Will, did you ever see anything so gorgeous in your life? I could’ve kissed that whole long shining silver line of her, right from that sweet thrusting nacelle, cannon and all, machine guns, every tooled part of that beautiful machine, kissed both those booms and traveled down her belly under those majestic wings — did you ever imagine such a wingspread? I thought, God, she’s the biggest fighting airplane I’ve ever seen, she’s going to swallow me, this bitch, and make me a part of her. When I climbed inside her, Will...

Saturday

June 17, 1944

Dear Will,

I haven’t heard from you as yet, but I thought I’d write anyway, just to see how you were getting along. It is now two o’clock in the morning, and I just got home from a dance at the U.S.O. The dance ended at twelve-thirty, but some of us girls went over to Wabash for hot dogs afterwards, and so I just got here. It is very quiet and still here in the house, you could hear a mouse squeak. (Not that we have any.)

I had a dream about you the other night, it was a very strange dream, I don’t even know if I should tell it to you. Louise says I shouldn’t, but I’ll take a chance. She thinks I’m crazy writing to you, anyway, even though my boyfriend Freddie knows all about us. (I mean, about my writing to you and all. I have never told him about how we met, do you think I should? I will do whatever you advise. He’s a very jealous person.) Anyway, about the dream.

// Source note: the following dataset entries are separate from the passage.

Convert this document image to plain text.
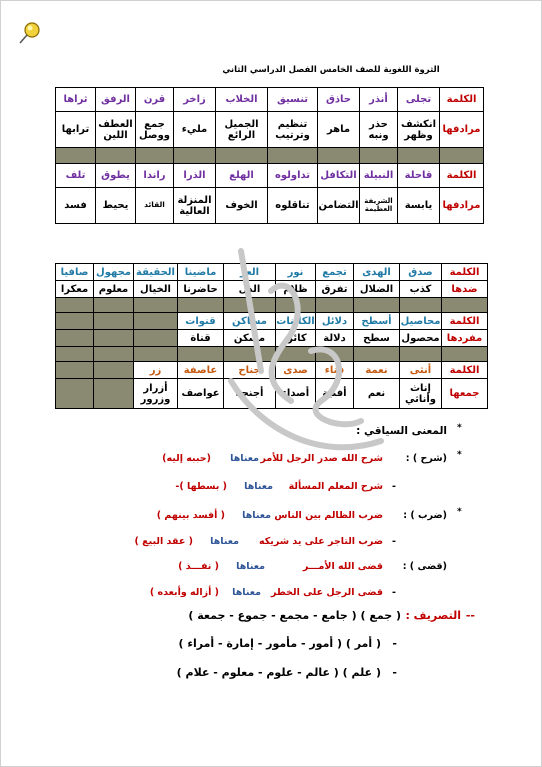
الثروة اللغوية للصف الخامس الفصل الدراسي الثاني
الكلمة	تجلى	أنذر	حاذق	تنسيق	الخلاب	زاخر	قرن	الرفق	ثراها
مرادفها	انكشف وظهر	حذر ونبه	ماهر	تنظيم وترتيب	الجميل الرائع	مليء	جمع ووصل	العطف اللين	ترابها

الكلمة	قاحلة	النبيلة	التكافل	تداولوه	الهلع	الذرا	راندا	يطوق	تلف
مرادفها	يابسة	الشريفة العظيمة	التضامن	تناقلوه	الخوف	المنزلة العالية	القائد	يحيط	فسد
الكلمة	صدق	الهدى	تجمع	نور	العز	ماضينا	الحقيقة	مجهول	صافيا
ضدها	كذب	الضلال	تفرق	ظلام	الذل	حاضرنا	الخيال	معلوم	معكرا

الكلمة	محاصيل	أسطح	دلائل	الكائنات	مساكن	قنوات			
مفردها	محصول	سطح	دلالة	كائن	مسكن	قناة			

الكلمة	أنثى	نعمة	فناء	صدى	جناح	عاصفة	زر		
جمعها	إناث وأناثي	نعم	أفنية	أصداء	أجنحة	عواصف	أزرار وزرور		
*
المعنى السياقي :
*
(شرح ) :
شرح الله صدر الرجل للأمر
معناها
(حببه إليه)
-
شرح المعلم المسألة
معناها
( بسطها )-
*
(ضرب ) :
ضرب الظالم بين الناس
معناها
( أفسد بينهم )
-
ضرب التاجر على يد شريكه
معناها
( عقد البيع )
(قضى ) :
قضى الله الأمـــر
معناها
( نفـــذ )
-
قضى الرجل على الخطر
معناها
( أزاله وأبعده )
التصريف : --
( جمع ) ( جامع - مجمع - جموع - جمعة )
-
( أمر ) ( أمور - مأمور - إمارة - أمراء )
-
( علم ) ( عالم - علوم - معلوم - علام )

It took place in Michael Mallory’s house, but it wasn’t on New Year’s Eve, it was Christmas morning instead. And it seemed I was living there or something because I woke up in the bedroom upstairs, and I was in my nightgown, and I came down the steps into the living room wearing only my nightgown. There was a big Christmas tree in the center of the room, all lit up with lights, and there were a lot of Christmas presents all around the tree, and all of the presents were for me. They all had these little cards on them saying “To Margie.”

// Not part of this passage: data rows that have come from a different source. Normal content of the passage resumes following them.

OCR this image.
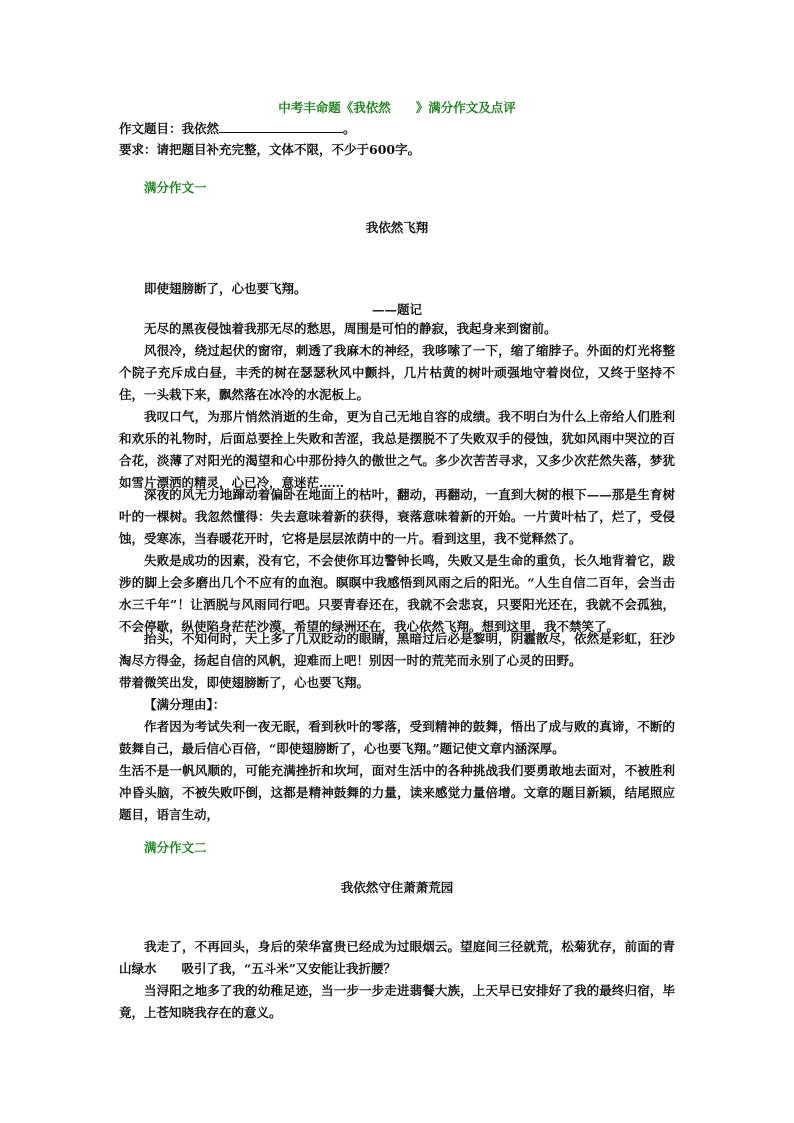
中考丰命题《我依然　　》满分作文及点评
作文题目：我依然	。
要求：请把题目补充完整，文体不限，不少于600字。
满分作文一
我依然飞翔
即使翅膀断了，心也要飞翔。
——题记
无尽的黑夜侵蚀着我那无尽的愁思，周围是可怕的静寂，我起身来到窗前。
风很冷，绕过起伏的窗帘，刺透了我麻木的神经，我哆嗦了一下，缩了缩脖子。外面的灯光将整个院子充斥成白昼，丰秃的树在瑟瑟秋风中颤抖，几片枯黄的树叶顽强地守着岗位，又终于坚持不住，一头栽下来，飘然落在冰冷的水泥板上。
我叹口气，为那片悄然消逝的生命，更为自己无地自容的成绩。我不明白为什么上帝给人们胜利和欢乐的礼物时，后面总要拴上失败和苦涩，我总是摆脱不了失败双手的侵蚀，犹如风雨中哭泣的百合花，淡薄了对阳光的渴望和心中那份持久的傲世之气。多少次苦苦寻求，又多少次茫然失落，梦犹如雪片漂洒的精灵，心已冷，意迷茫……
深夜的风无力地蹿动着偏卧在地面上的枯叶，翻动，再翻动，一直到大树的根下——那是生育树叶的一棵树。我忽然懂得：失去意味着新的获得，衰落意味着新的开始。一片黄叶枯了，烂了，受侵蚀，受寒冻，当春暖花开时，它将是层层浓荫中的一片。看到这里，我不觉释然了。
失败是成功的因素，没有它，不会使你耳边警钟长鸣，失败又是生命的重负，长久地背着它，跋涉的脚上会多磨出几个不应有的血泡。瞑瞑中我感悟到风雨之后的阳光。“人生自信二百年，会当击水三千年”！让洒脱与风雨同行吧。只要青春还在，我就不会悲哀，只要阳光还在，我就不会孤独，不会停歇，纵使陷身茫茫沙漠，希望的绿洲还在，我心依然飞翔。想到这里，我不禁笑了。
抬头，不知何时，天上多了几双眨动的眼睛，黑暗过后必是黎明，阴霾散尽，依然是彩虹，狂沙淘尽方得金，扬起自信的风帆，迎难而上吧！别因一时的荒芜而永别了心灵的田野。
带着微笑出发，即使翅膀断了，心也要飞翔。
【满分理由】：
作者因为考试失利一夜无眠，看到秋叶的零落，受到精神的鼓舞，悟出了成与败的真谛，不断的鼓舞自己，最后信心百倍，“即使翅膀断了，心也要飞翔。”题记使文章内涵深厚。
生活不是一帆风顺的，可能充满挫折和坎坷，面对生活中的各种挑战我们要勇敢地去面对，不被胜利冲昏头脑，不被失败吓倒，这都是精神鼓舞的力量，读来感觉力量倍增。文章的题目新颖，结尾照应题目，语言生动，
满分作文二
我依然守住萧萧荒园
我走了，不再回头，身后的荣华富贵已经成为过眼烟云。望庭间三径就荒，松菊犹存，前面的青山绿水　　吸引了我，“五斗米”又安能让我折腰？
当浔阳之地多了我的幼稚足迹，当一步一步走进翡餐大族，上天早已安排好了我的最终归宿，毕竟，上苍知晓我存在的意义。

So far it’s a funny dream to be having in the middle of the summer, don’t you think, when the temperature here in Chicago was ninety-four degrees yesterday!

Well, naturally, I started opening all the presents (this is the part Louise says I shouldn’t tell you) and in each one of the presents there was YOU!?! Even the tiniest present, when I opened it there was YOU!?! inside. You were wearing your uniform and a flying helmet and goggles and a white scarf and you had grease marks on your cheeks and around your eyes when you lifted up the goggles. You also had a mustache. (You haven’t grown a mustache, have you?) And each time I opened another present I was very happy to see that it was you, and I kissed you each time (I mean each time I took off the wrapping paper and there was another you). I got your grease all over the front of my nightgown. It was this pink nightgown I have, it’s hardly anything at all. Finally the whole room was all full of these Will Tylers, some of them life-size, some of them smaller, some bigger, I was absolutely surrounded! Then you said, this was the first time you said anything in the dream, you said “Margie, you have my grease all over you,” and I said, “Yes, my nightie got dirty,” and I woke up.